Midnight in Paris

Title: Midnight in Paris
Director: Woody Allen
Starring: Kathy Bates, Adrian Brody, Carla Bruni, Marion Cotillard, Rachael McAdams, Michael Sheen, Owen Wilson

Aspect Ratio: 1.85:1

Studio: Sony Pictures Classics

Genre(s): Comedy
Rated:

 

PG-13

 

 

(For some sexual references and smoking)

CONSUMER ADVICE

Parents, there is some mild language and sexuality, but it's minor. Recommended for ages 12 and up.
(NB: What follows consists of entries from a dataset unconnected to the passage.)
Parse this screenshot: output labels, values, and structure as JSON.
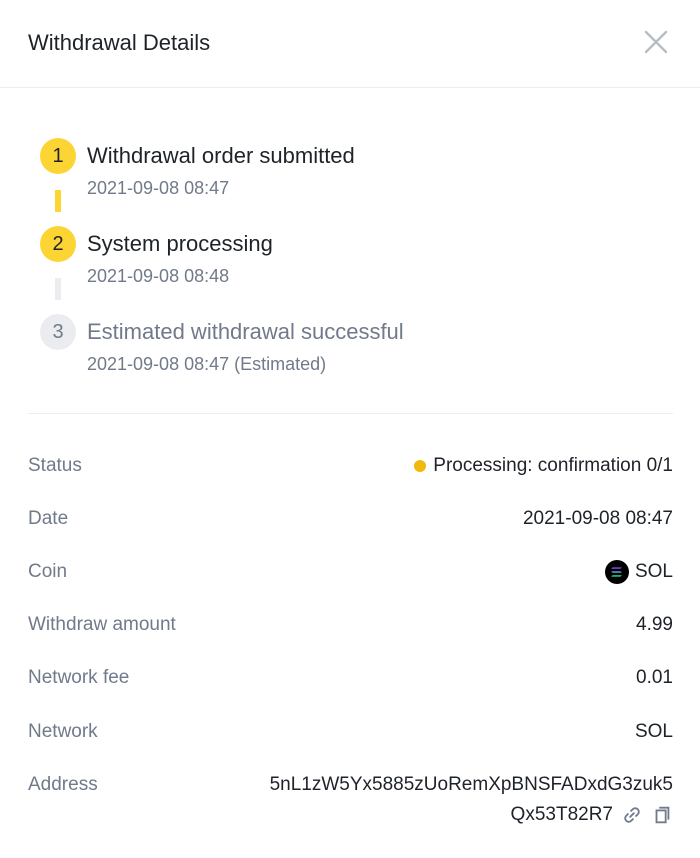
{
  "header": {
    "title": "Withdrawal Details",
    "close_icon": "close-icon"
  },
  "steps": [
    {
      "number": "1",
      "title": "Withdrawal order submitted",
      "time": "2021-09-08 08:47",
      "state": "done"
    },
    {
      "number": "2",
      "title": "System processing",
      "time": "2021-09-08 08:48",
      "state": "done"
    },
    {
      "number": "3",
      "title": "Estimated withdrawal successful",
      "time": "2021-09-08 08:47 (Estimated)",
      "state": "pending"
    }
  ],
  "details": {
    "status": {
      "label": "Status",
      "value": "Processing: confirmation 0/1"
    },
    "date": {
      "label": "Date",
      "value": "2021-09-08 08:47"
    },
    "coin": {
      "label": "Coin",
      "value": "SOL",
      "icon": "solana-coin-icon"
    },
    "amount": {
      "label": "Withdraw amount",
      "value": "4.99"
    },
    "fee": {
      "label": "Network fee",
      "value": "0.01"
    },
    "network": {
      "label": "Network",
      "value": "SOL"
    },
    "address": {
      "label": "Address",
      "value_line1": "5nL1zW5Yx5885zUoRemXpBNSFADxdG3zuk5",
      "value_line2": "Qx53T82R7",
      "link_icon": "link-icon",
      "copy_icon": "copy-icon"
    }
  },
  "colors": {
    "accent": "#fcd535",
    "status_dot": "#f0b90b",
    "muted_text": "#707a8a",
    "primary_text": "#1e2329",
    "divider": "#eaecef"
  }
}
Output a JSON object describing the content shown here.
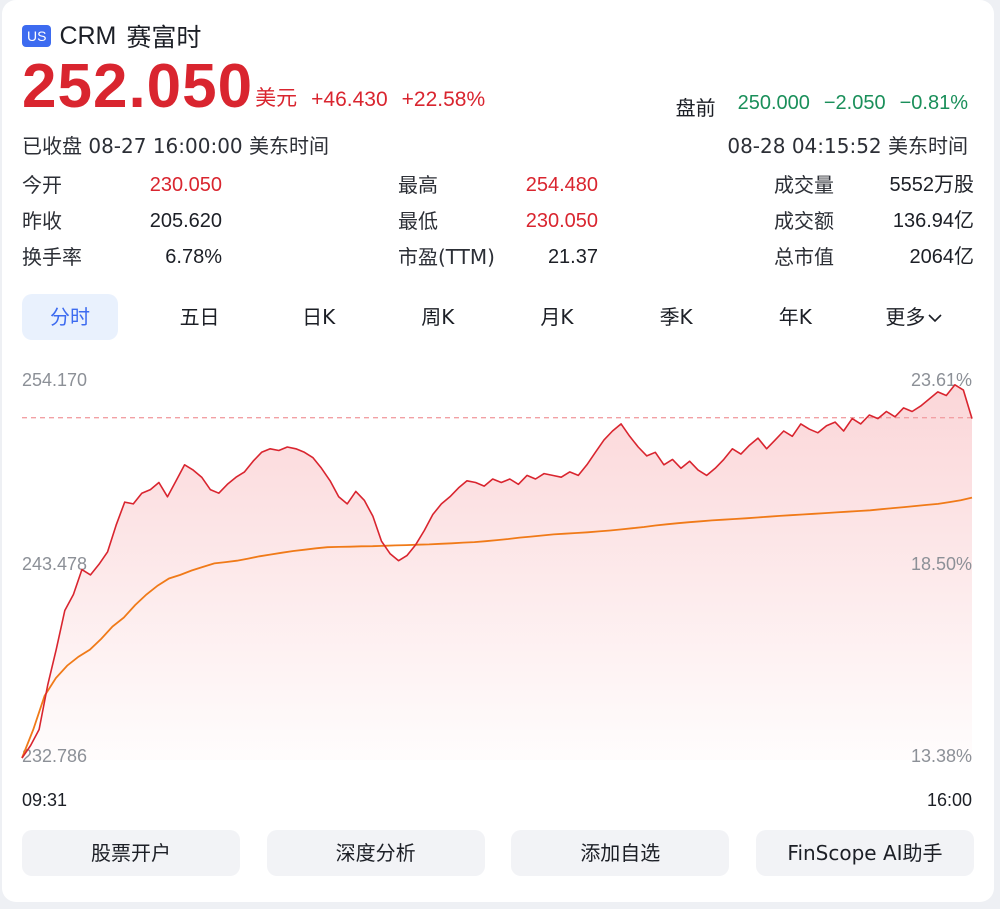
{
  "header": {
    "market_badge": "US",
    "ticker": "CRM",
    "name": "赛富时",
    "price": "252.050",
    "currency": "美元",
    "change": "+46.430",
    "change_pct": "+22.58%",
    "premarket_label": "盘前",
    "premarket_price": "250.000",
    "premarket_change": "−2.050",
    "premarket_pct": "−0.81%",
    "close_status": "已收盘 08-27 16:00:00 美东时间",
    "premarket_time": "08-28 04:15:52 美东时间"
  },
  "stats": {
    "col1": [
      {
        "label": "今开",
        "value": "230.050"
      },
      {
        "label": "昨收",
        "value": "205.620"
      },
      {
        "label": "换手率",
        "value": "6.78%"
      }
    ],
    "col2": [
      {
        "label": "最高",
        "value": "254.480"
      },
      {
        "label": "最低",
        "value": "230.050"
      },
      {
        "label": "市盈(TTM)",
        "value": "21.37"
      }
    ],
    "col3": [
      {
        "label": "成交量",
        "value": "5552万股"
      },
      {
        "label": "成交额",
        "value": "136.94亿"
      },
      {
        "label": "总市值",
        "value": "2064亿"
      }
    ]
  },
  "tabs": [
    "分时",
    "五日",
    "日K",
    "周K",
    "月K",
    "季K",
    "年K",
    "更多"
  ],
  "buttons": [
    "股票开户",
    "深度分析",
    "添加自选",
    "FinScope AI助手"
  ],
  "colors": {
    "up": "#d9252f",
    "down": "#1a8f5a",
    "accent": "#3d6bf0",
    "avg_line": "#f07a18"
  },
  "chart_data": {
    "type": "line",
    "y_ticks_left": [
      "254.170",
      "243.478",
      "232.786"
    ],
    "y_ticks_right": [
      "23.61%",
      "18.50%",
      "13.38%"
    ],
    "x_ticks": [
      "09:31",
      "16:00"
    ],
    "ylim": [
      232.786,
      254.17
    ],
    "reference_line": 252.05,
    "series": [
      {
        "values": [
          232.9,
          233.6,
          234.5,
          237.0,
          239.0,
          241.2,
          242.1,
          243.5,
          243.2,
          243.8,
          244.5,
          246.0,
          247.3,
          247.2,
          247.8,
          248.0,
          248.4,
          247.6,
          248.5,
          249.4,
          249.1,
          248.7,
          248.0,
          247.8,
          248.3,
          248.7,
          249.0,
          249.6,
          250.1,
          250.3,
          250.2,
          250.4,
          250.3,
          250.1,
          249.8,
          249.2,
          248.5,
          247.6,
          247.2,
          247.9,
          247.4,
          246.5,
          245.1,
          244.4,
          244.0,
          244.3,
          244.9,
          245.7,
          246.6,
          247.2,
          247.6,
          248.1,
          248.5,
          248.4,
          248.2,
          248.6,
          248.4,
          248.6,
          248.3,
          248.8,
          248.6,
          248.9,
          248.8,
          248.7,
          249.0,
          248.8,
          249.4,
          250.1,
          250.8,
          251.3,
          251.7,
          251.0,
          250.4,
          249.9,
          250.1,
          249.4,
          249.7,
          249.2,
          249.6,
          249.1,
          248.8,
          249.2,
          249.7,
          250.3,
          250.0,
          250.5,
          250.9,
          250.3,
          250.8,
          251.3,
          251.0,
          251.7,
          251.4,
          251.2,
          251.6,
          251.8,
          251.3,
          252.0,
          251.7,
          252.2,
          252.0,
          252.4,
          252.1,
          252.6,
          252.4,
          252.7,
          253.1,
          253.5,
          253.3,
          253.9,
          253.6,
          252.0
        ]
      },
      {
        "values": [
          232.9,
          234.5,
          236.4,
          237.4,
          238.1,
          238.6,
          239.0,
          239.6,
          240.3,
          240.8,
          241.5,
          242.1,
          242.6,
          243.0,
          243.2,
          243.45,
          243.65,
          243.85,
          243.92,
          244.0,
          244.12,
          244.25,
          244.35,
          244.45,
          244.55,
          244.62,
          244.7,
          244.76,
          244.78,
          244.79,
          244.81,
          244.82,
          244.84,
          244.86,
          244.88,
          244.9,
          244.92,
          244.95,
          244.98,
          245.02,
          245.05,
          245.1,
          245.16,
          245.22,
          245.3,
          245.36,
          245.42,
          245.48,
          245.52,
          245.56,
          245.6,
          245.65,
          245.7,
          245.76,
          245.83,
          245.9,
          245.98,
          246.05,
          246.11,
          246.17,
          246.22,
          246.27,
          246.31,
          246.35,
          246.39,
          246.43,
          246.48,
          246.52,
          246.56,
          246.6,
          246.64,
          246.68,
          246.72,
          246.76,
          246.8,
          246.84,
          246.9,
          246.96,
          247.02,
          247.08,
          247.14,
          247.2,
          247.3,
          247.4,
          247.55
        ]
      }
    ]
  }
}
People always say to write what you know. Writers say that’s not the hard part: The hard part is finding a place to write that inspires you. For the past several years Woody Allen has been writing and directing films is Paris, France, where he has produced some of his best work in years. “Midnight In Paris” strikes me as both a love letter to the city as well as a commentary to critics of his work. The movie revolves around a screenplay writer named Gil (Owen Wilson) who is in Paris with his fiancée Inez (Rachel McAdams). Though he has a comfortable life in Hollywood California, there’s something about Paris that can’t be duplicated. A life and style that inspires in a way other cities cannot.
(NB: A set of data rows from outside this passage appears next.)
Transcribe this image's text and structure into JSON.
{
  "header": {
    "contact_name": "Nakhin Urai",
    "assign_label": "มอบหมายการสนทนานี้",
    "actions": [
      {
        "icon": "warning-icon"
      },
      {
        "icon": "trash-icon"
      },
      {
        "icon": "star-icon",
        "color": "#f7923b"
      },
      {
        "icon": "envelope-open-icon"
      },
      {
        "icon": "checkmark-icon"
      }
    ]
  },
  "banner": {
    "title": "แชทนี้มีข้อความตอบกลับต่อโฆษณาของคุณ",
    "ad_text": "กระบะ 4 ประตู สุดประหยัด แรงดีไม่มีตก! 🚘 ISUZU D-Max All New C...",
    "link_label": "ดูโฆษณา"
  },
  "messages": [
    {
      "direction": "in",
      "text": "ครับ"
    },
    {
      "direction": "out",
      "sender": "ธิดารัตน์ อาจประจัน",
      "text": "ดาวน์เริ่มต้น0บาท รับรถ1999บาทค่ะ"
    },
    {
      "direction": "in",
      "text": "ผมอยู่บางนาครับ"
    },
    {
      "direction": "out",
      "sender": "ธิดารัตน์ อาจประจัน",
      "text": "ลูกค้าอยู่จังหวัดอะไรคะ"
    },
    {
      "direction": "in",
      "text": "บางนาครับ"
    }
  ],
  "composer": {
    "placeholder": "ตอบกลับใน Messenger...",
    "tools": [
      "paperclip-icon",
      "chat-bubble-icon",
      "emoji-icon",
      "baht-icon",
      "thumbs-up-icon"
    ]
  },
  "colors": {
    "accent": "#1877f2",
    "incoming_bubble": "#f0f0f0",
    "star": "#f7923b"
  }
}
Many of his favorite writings were written by people who lived in Paris. One night he gets transported back in time to old Paris and meets many of his favorite authors: Ernest Hemingway, F. Scott Fitzgerald, and even painter Pablo Picasso. Though skeptical at first, Gil makes nightly trips at midnight to the spot where can bask in the glory of his idols. They provide him with keen insight of the book he’s writing, while he gains a new insight to life. That the time travel is never really explained doesn’t bother me so much. Woody Allen has bigger things to explore then how (or why) Gil winds up in the past every night at midnight. In the past Gil meets a beautiful woman named Adrianna (Marion Cotillard), whose beauty seduces everyone.

 

At first this is a sweet and harmless romantic comedy. While it fails to have the pratfalls that most people associate with romantic comedies, there is a twinkle and innocence here that makes the whole thing wonderfully absurd. But there is another layer to this film that makes it work. At one point during a date, Gil and Adrianna are pulled farther back in time where they meet some of her literary idols. She proposes they stay there, because everything in her time is so boring. Gil asks if she’s crazy. He explains that they are creating wonderful works of literature. That life isn’t always exciting at every moment is just life, but that doesn’t mean there isn’t anything of value to find in the present.

For the last twenty years Woody Allen has been criticized for not making movies as good as his old stuff. They claim he’s lost his touch. The truth of the matter is some of his movies work and some of them don’t. Like every director, Allen has movies that work and movies that don’t. That he’s more productive than most other directors just makes the scale more uneven sometimes. But there is stuff in life that is happening. There will be lulls in life, but that’s to be expected. What matters is that you do what you love. Hopefully around people and places that inspire you. People always say to write what you know. Writers say that’s not the hard part: The hard part is finding a place to write that inspires you.